Rarely do I rent DVDs. This evening I had the distinct misfortune of renting a DVD from Blockbuster. I obtained a copy of Hutch, which had many copies available despite being prominently displayed in the new releases section, immediately visible when you enter the store. After paying just over $5, I brought a copy home. Not thinking much of it, as I treat my DVDs with care, I failed to notice the horrendous quantity of scratches on the play surface of the DVD.
Obviously, it failed miserably at playing. I hit it with a copy of DVDDecrypter, which failed almost immediately with retry after retry. I phoned Blockbuster, which was happy to exchange a supposedly working copy for my damaged DVD. I drove all the way back to Blockbuster to exchange my worthless DVD with a working copy. I retrieved several copies and had the cashier open each in turn so I could inspect them. I snagged the one with the fewest blemishes.
After returning home, again, I found that even my lightly scratched copy failed about half way through the film. Oops. Never again. It’s not worth the bother of returning it again to obtain a credit or whatever the cashier claimed was offered if the replacment DVD was scratched. Worst rental experience ever. I have only had that experience once with VHS, the one in question being an old, severely worn copy of Blade Runner.
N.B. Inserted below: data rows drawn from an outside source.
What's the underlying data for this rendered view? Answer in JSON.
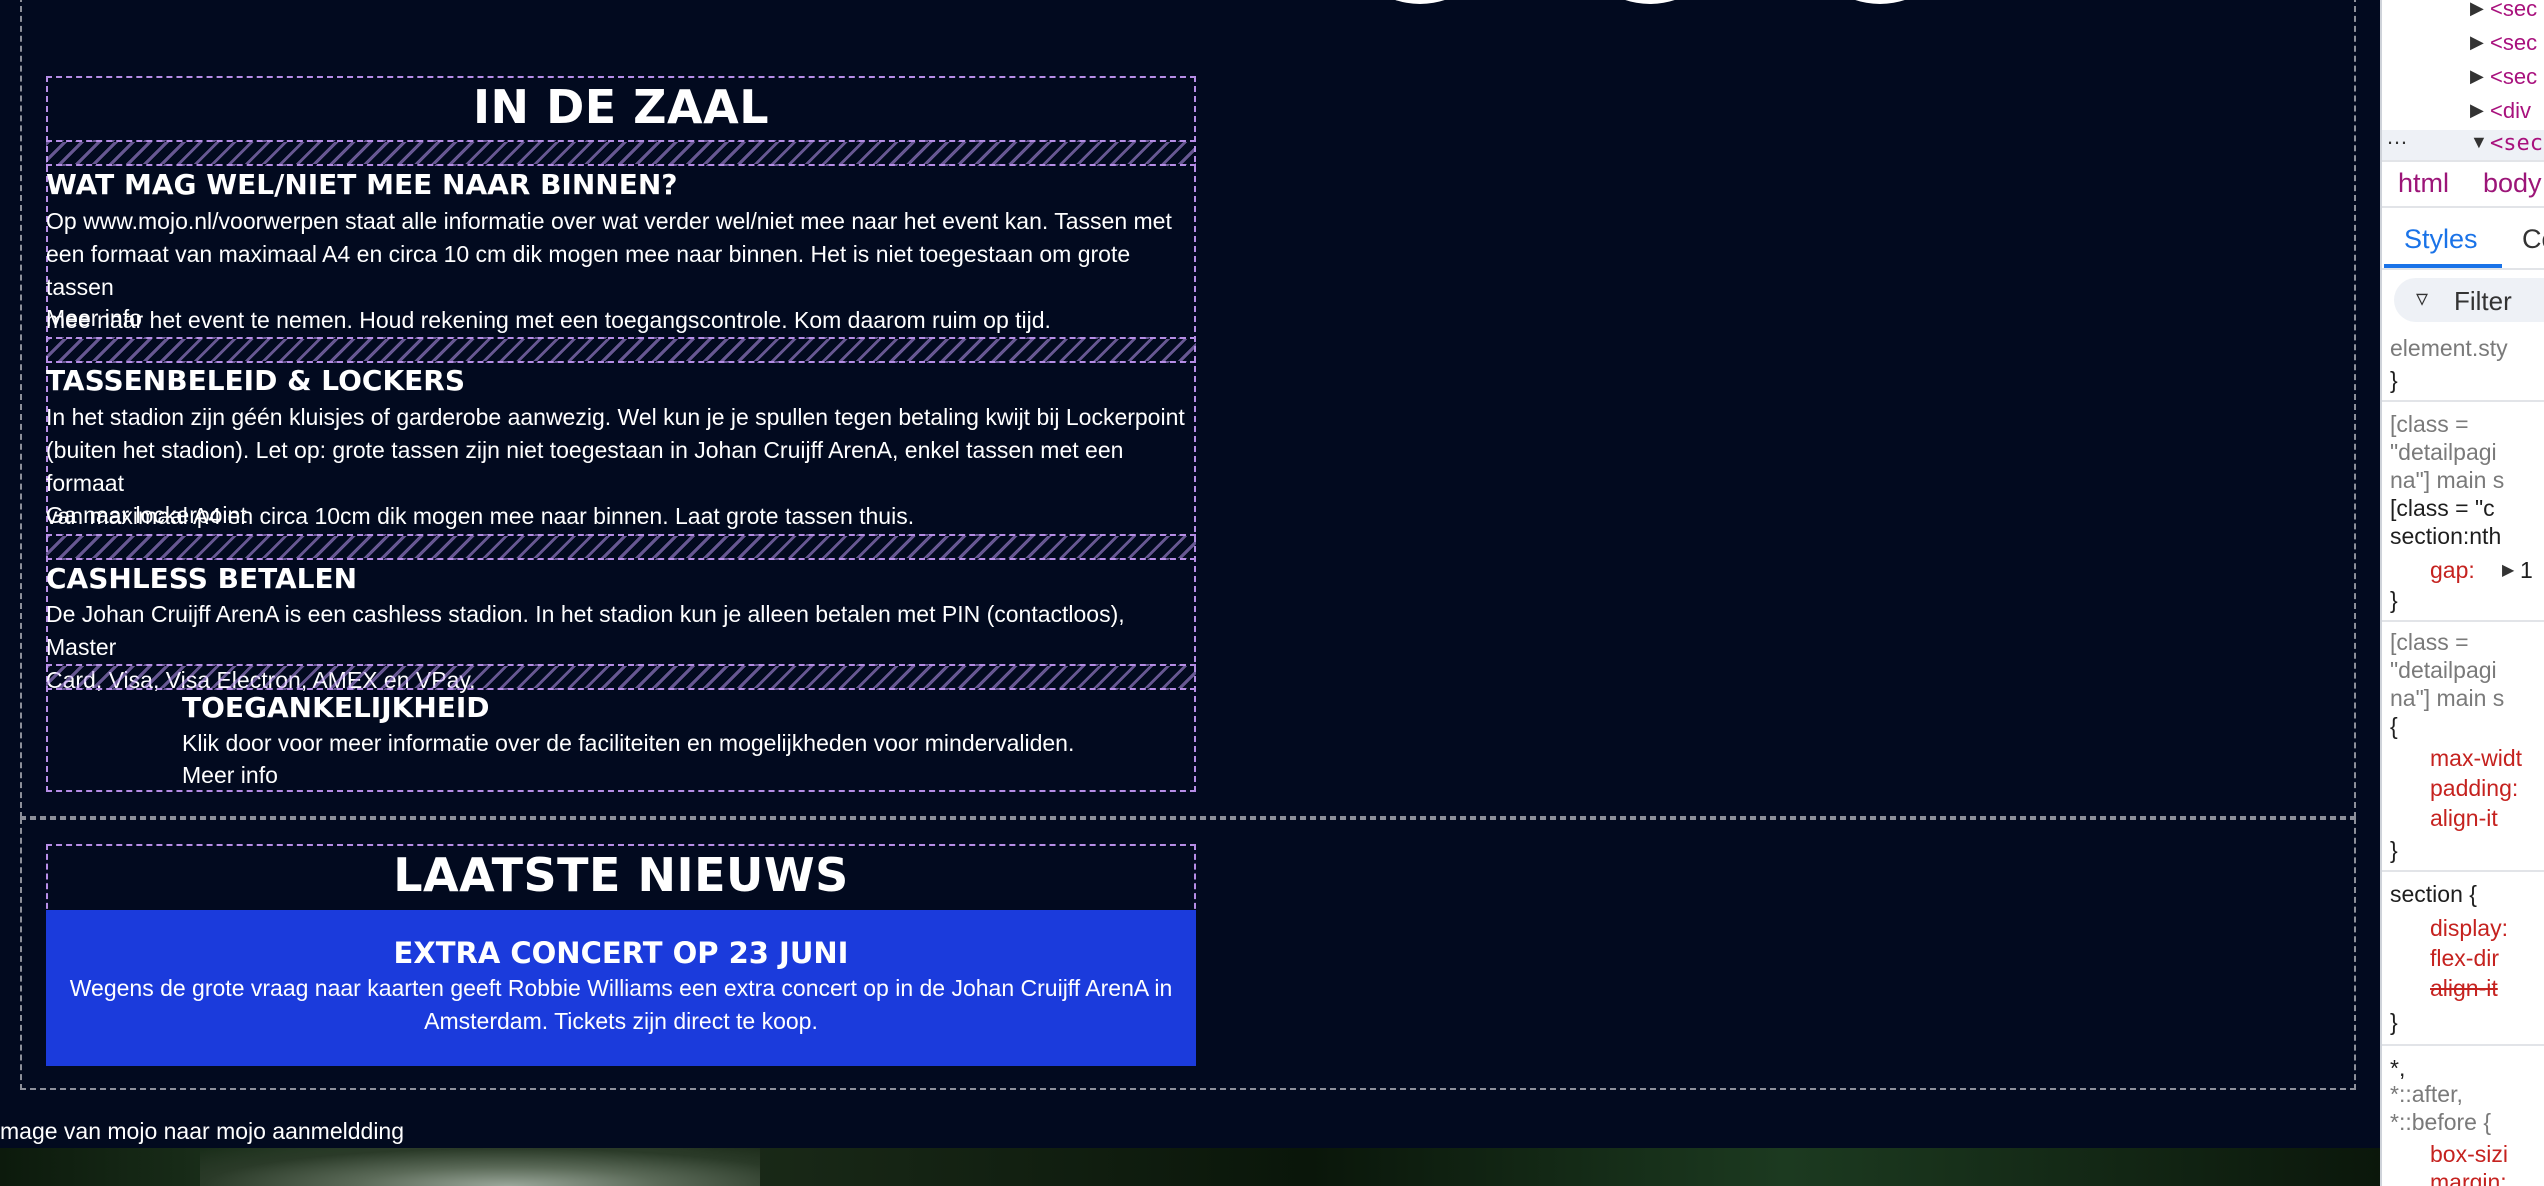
{
  "page": {
    "zaal": {
      "title": "IN DE ZAAL",
      "items": [
        {
          "title": "WAT MAG WEL/NIET MEE NAAR BINNEN?",
          "lines": [
            "Op www.mojo.nl/voorwerpen staat alle informatie over wat verder wel/niet mee naar het event kan. Tassen met",
            "een formaat van maximaal A4 en circa 10 cm dik mogen mee naar binnen. Het is niet toegestaan om grote tassen",
            "mee naar het event te nemen. Houd rekening met een toegangscontrole. Kom daarom ruim op tijd."
          ],
          "link": "Meer info"
        },
        {
          "title": "TASSENBELEID & LOCKERS",
          "lines": [
            "In het stadion zijn géén kluisjes of garderobe aanwezig. Wel kun je je spullen tegen betaling kwijt bij Lockerpoint",
            "(buiten het stadion). Let op: grote tassen zijn niet toegestaan in Johan Cruijff ArenA, enkel tassen met een formaat",
            "van maximaal A4 en circa 10cm dik mogen mee naar binnen. Laat grote tassen thuis."
          ],
          "link": "Ga naar lockerpoint"
        },
        {
          "title": "CASHLESS BETALEN",
          "lines": [
            "De Johan Cruijff ArenA is een cashless stadion. In het stadion kun je alleen betalen met PIN (contactloos), Master",
            "Card, Visa, Visa Electron, AMEX en VPay."
          ]
        },
        {
          "title": "TOEGANKELIJKHEID",
          "lines": [
            "Klik door voor meer informatie over de faciliteiten en mogelijkheden voor mindervaliden."
          ],
          "link": "Meer info"
        }
      ]
    },
    "news": {
      "title": "LAATSTE NIEUWS",
      "card_title": "EXTRA CONCERT OP 23 JUNI",
      "card_lines": [
        "Wegens de grote vraag naar kaarten geeft Robbie Williams een extra concert op in de Johan Cruijff ArenA in",
        "Amsterdam. Tickets zijn direct te koop."
      ]
    },
    "image_alt": "mage van mojo naar mojo aanmeldding"
  },
  "devtools": {
    "dom_nodes": [
      "<sec",
      "<sec",
      "<sec",
      "<div",
      "<sec"
    ],
    "breadcrumb": [
      "html",
      "body"
    ],
    "tabs": [
      "Styles",
      "Co"
    ],
    "filter_placeholder": "Filter",
    "rules": [
      "element.sty",
      "}",
      "[class =",
      "\"detailpagi",
      "na\"] main s",
      "[class = \"c",
      "section:nth",
      "gap:",
      "1",
      "}",
      "[class =",
      "\"detailpagi",
      "na\"] main s",
      "{",
      "max-widt",
      "padding:",
      "align-it",
      "}",
      "section {",
      "display:",
      "flex-dir",
      "align-it",
      "}",
      "*,",
      "*::after,",
      "*::before {",
      "box-sizi",
      "margin:"
    ]
  },
  "colors": {
    "page_bg": "#020a1f",
    "news_card": "#1b3bdc",
    "dash_purple": "#b68de6",
    "devtools_tag": "#a8117d",
    "devtools_prop": "#c5221f",
    "devtools_tab_active": "#1a73e8"
  }
}
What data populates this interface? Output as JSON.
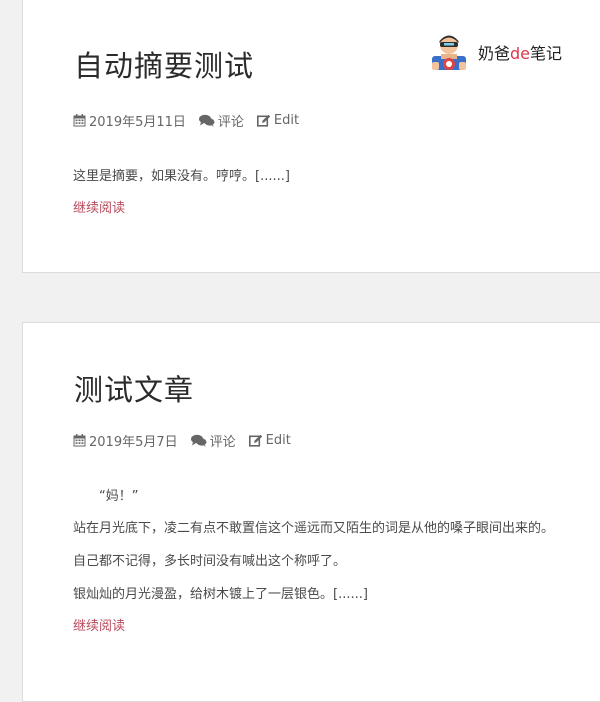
{
  "brand": {
    "name_pre": "奶爸",
    "name_hl": "de",
    "name_post": "笔记",
    "accent": "#d9384a"
  },
  "posts": [
    {
      "title": "自动摘要测试",
      "date": "2019年5月11日",
      "comments": "评论",
      "edit": "Edit",
      "paragraphs": [
        "这里是摘要，如果没有。哼哼。[......]"
      ],
      "more": "继续阅读"
    },
    {
      "title": "测试文章",
      "date": "2019年5月7日",
      "comments": "评论",
      "edit": "Edit",
      "paragraphs": [
        "“妈！”",
        "站在月光底下，凌二有点不敢置信这个遥远而又陌生的词是从他的嗓子眼间出来的。",
        "自己都不记得，多长时间没有喊出这个称呼了。",
        "银灿灿的月光漫盈，给树木镀上了一层银色。[......]"
      ],
      "more": "继续阅读"
    }
  ],
  "colors": {
    "link": "#b84a5c",
    "meta": "#666666",
    "card_bg": "#ffffff",
    "page_bg": "#f1f1f1"
  }
}
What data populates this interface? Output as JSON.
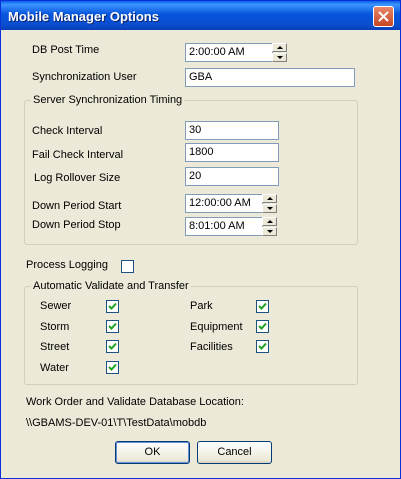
{
  "window": {
    "title": "Mobile Manager Options"
  },
  "fields": {
    "db_post_time": {
      "label": "DB Post Time",
      "value": "2:00:00 AM"
    },
    "sync_user": {
      "label": "Synchronization User",
      "value": "GBA"
    }
  },
  "server_sync": {
    "title": "Server Synchronization Timing",
    "check_interval": {
      "label": "Check Interval",
      "value": "30"
    },
    "fail_check_interval": {
      "label": "Fail Check Interval",
      "value": "1800"
    },
    "log_rollover_size": {
      "label": "Log Rollover Size",
      "value": "20"
    },
    "down_period_start": {
      "label": "Down Period Start",
      "value": "12:00:00 AM"
    },
    "down_period_stop": {
      "label": "Down Period Stop",
      "value": "8:01:00 AM"
    }
  },
  "process_logging": {
    "label": "Process Logging",
    "checked": false
  },
  "auto_validate": {
    "title": "Automatic Validate and Transfer",
    "items": [
      {
        "label": "Sewer",
        "checked": true
      },
      {
        "label": "Storm",
        "checked": true
      },
      {
        "label": "Street",
        "checked": true
      },
      {
        "label": "Water",
        "checked": true
      },
      {
        "label": "Park",
        "checked": true
      },
      {
        "label": "Equipment",
        "checked": true
      },
      {
        "label": "Facilities",
        "checked": true
      }
    ]
  },
  "db_location": {
    "label": "Work Order and Validate Database Location:",
    "path": "\\\\GBAMS-DEV-01\\T\\TestData\\mobdb"
  },
  "buttons": {
    "ok": "OK",
    "cancel": "Cancel"
  }
}
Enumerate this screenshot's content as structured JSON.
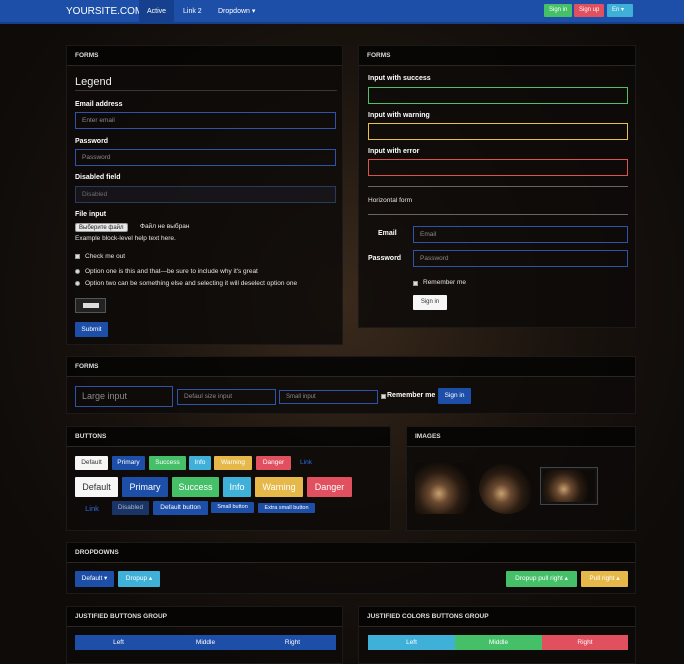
{
  "navbar": {
    "brand": "YOURSITE.COM",
    "items": [
      "Active",
      "Link 2",
      "Dropdown ▾"
    ],
    "sign_in": "Sign in",
    "sign_up": "Sign up",
    "lang": "En ▾"
  },
  "forms1": {
    "heading": "FORMS",
    "legend": "Legend",
    "email_label": "Email address",
    "email_placeholder": "Enter email",
    "password_label": "Password",
    "password_placeholder": "Password",
    "disabled_label": "Disabled field",
    "disabled_placeholder": "Disabled",
    "file_label": "File input",
    "file_button": "Выберите файл",
    "file_status": "Файл не выбран",
    "help_text": "Example block-level help text here.",
    "check_label": "Check me out",
    "radio1": "Option one is this and that—be sure to include why it's great",
    "radio2": "Option two can be something else and selecting it will deselect option one",
    "submit": "Submit"
  },
  "forms2": {
    "heading": "FORMS",
    "success_label": "Input with success",
    "warning_label": "Input with warning",
    "error_label": "Input with error",
    "horizontal_title": "Horizontal form",
    "email_label": "Email",
    "email_placeholder": "Email",
    "password_label": "Password",
    "password_placeholder": "Password",
    "remember": "Remember me",
    "sign_in": "Sign in"
  },
  "forms3": {
    "heading": "FORMS",
    "large_placeholder": "Large input",
    "default_placeholder": "Defaul size input",
    "small_placeholder": "Small input",
    "remember": "Remember me",
    "sign_in": "Sign in"
  },
  "buttons": {
    "heading": "BUTTONS",
    "row_labels": [
      "Default",
      "Primary",
      "Success",
      "Info",
      "Warning",
      "Danger",
      "Link"
    ],
    "disabled": "Disabled",
    "default_button": "Default button",
    "small_button": "Small button",
    "extra_small_button": "Extra small button"
  },
  "images": {
    "heading": "IMAGES"
  },
  "dropdowns": {
    "heading": "DROPDOWNS",
    "default": "Default ▾",
    "dropup": "Dropup ▴",
    "dropup_pull_right": "Dropup pull right ▴",
    "pull_right": "Pull right ▴"
  },
  "justified": {
    "heading": "JUSTIFIED BUTTONS GROUP",
    "left": "Left",
    "middle": "Middle",
    "right": "Right"
  },
  "justified_colors": {
    "heading": "JUSTIFIED COLORS BUTTONS GROUP",
    "left": "Left",
    "middle": "Middle",
    "right": "Right"
  },
  "colors": {
    "primary": "#1d4fa8",
    "success": "#45bf68",
    "info": "#3fb0d8",
    "warning": "#e6b84a",
    "danger": "#e0505e"
  }
}
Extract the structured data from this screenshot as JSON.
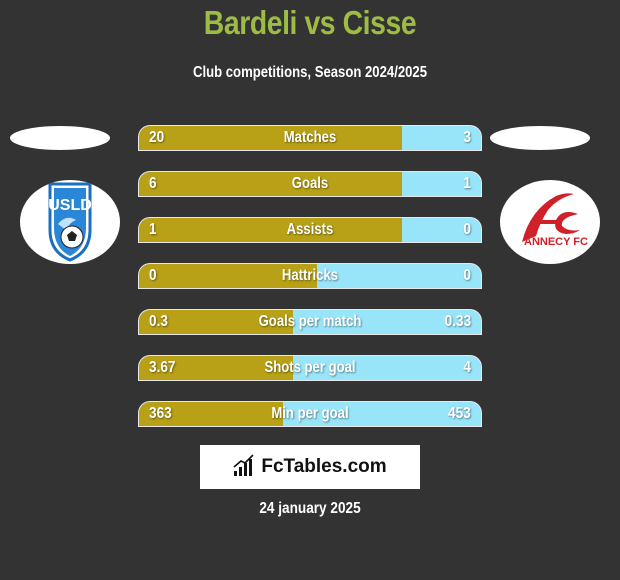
{
  "header": {
    "title": "Bardeli vs Cisse",
    "subtitle": "Club competitions, Season 2024/2025"
  },
  "teams": {
    "left": {
      "player": "Bardeli",
      "club_logo": "USLD",
      "logo_icon": "usld-crest-icon"
    },
    "right": {
      "player": "Cisse",
      "club_logo": "ANNECY FC",
      "logo_icon": "annecy-fc-crest-icon"
    }
  },
  "colors": {
    "title": "#9dbb45",
    "left_bar": "#b8a116",
    "right_bar": "#98e4f8",
    "background": "#333333"
  },
  "chart_data": {
    "type": "bar",
    "title": "Bardeli vs Cisse",
    "subtitle": "Club competitions, Season 2024/2025",
    "categories": [
      "Matches",
      "Goals",
      "Assists",
      "Hattricks",
      "Goals per match",
      "Shots per goal",
      "Min per goal"
    ],
    "series": [
      {
        "name": "Bardeli",
        "values": [
          "20",
          "6",
          "1",
          "0",
          "0.3",
          "3.67",
          "363"
        ]
      },
      {
        "name": "Cisse",
        "values": [
          "3",
          "1",
          "0",
          "0",
          "0.33",
          "4",
          "453"
        ]
      }
    ],
    "left_share": [
      0.77,
      0.77,
      0.77,
      0.52,
      0.45,
      0.45,
      0.42
    ]
  },
  "footer": {
    "brand": "FcTables.com",
    "date": "24 january 2025"
  }
}
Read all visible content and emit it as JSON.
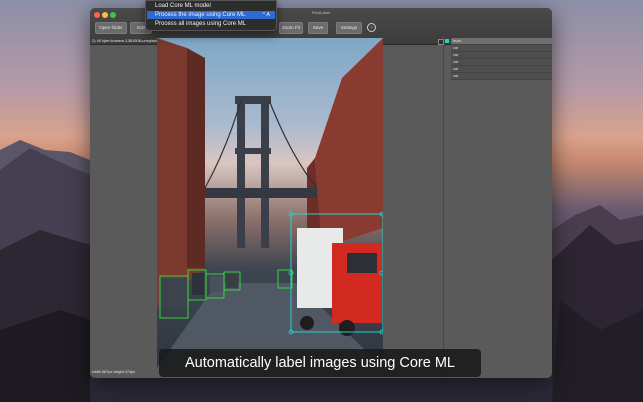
{
  "menu": {
    "items": [
      {
        "label": "Load Core ML model",
        "shortcut": ""
      },
      {
        "label": "Process the image using Core ML",
        "shortcut": "^ A"
      },
      {
        "label": "Process all images using Core ML",
        "shortcut": ""
      }
    ]
  },
  "window": {
    "title": "RectLabel",
    "toolbar": {
      "open_folder": "Open folder",
      "edit": "Edit",
      "zoom_fit": "Zoom Fit",
      "save": "Save",
      "settings": "Settings",
      "help": "?"
    },
    "filename": "2) 40 tyler-bowers-1381908-unsplash.jpg",
    "status": "width 587px height 474px"
  },
  "labels": [
    {
      "name": "truck",
      "checked": true,
      "color": "#2ad0cc"
    },
    {
      "name": "car"
    },
    {
      "name": "car"
    },
    {
      "name": "car"
    },
    {
      "name": "car"
    },
    {
      "name": "car"
    }
  ],
  "colors": {
    "truck_box": "#2ad0cc",
    "car_box": "#3adf3a",
    "menu_highlight": "#2f6ad1"
  },
  "caption": "Automatically label images using Core ML"
}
If only video on demand were offered, I’d happily subscribe, given reasonable terms and DRM technology that isn’t complete obtuse.
n e thing said,
January 9, 2008 at 8:37 pm
I get so many of them I’m starting to think they scratch them deliberately to stop people ripping them .. which is a pity since my PC is the only DVD player in the house. I can’t see why stand-alone player hardware should be any different than PC hardware, in fact the PC version should be better able to read the discs, if it’s not playing it back in realtime … so I guess I must extend my conspiracy theory to include mplayer authors, who obviously deliberately don’t try hard to recover from ‘too many packets in buffer’ (heard of padding, guys?) and probably just use the consequential ‘crash’ to read all your porn thumbnails and email the list to some secret agency or other.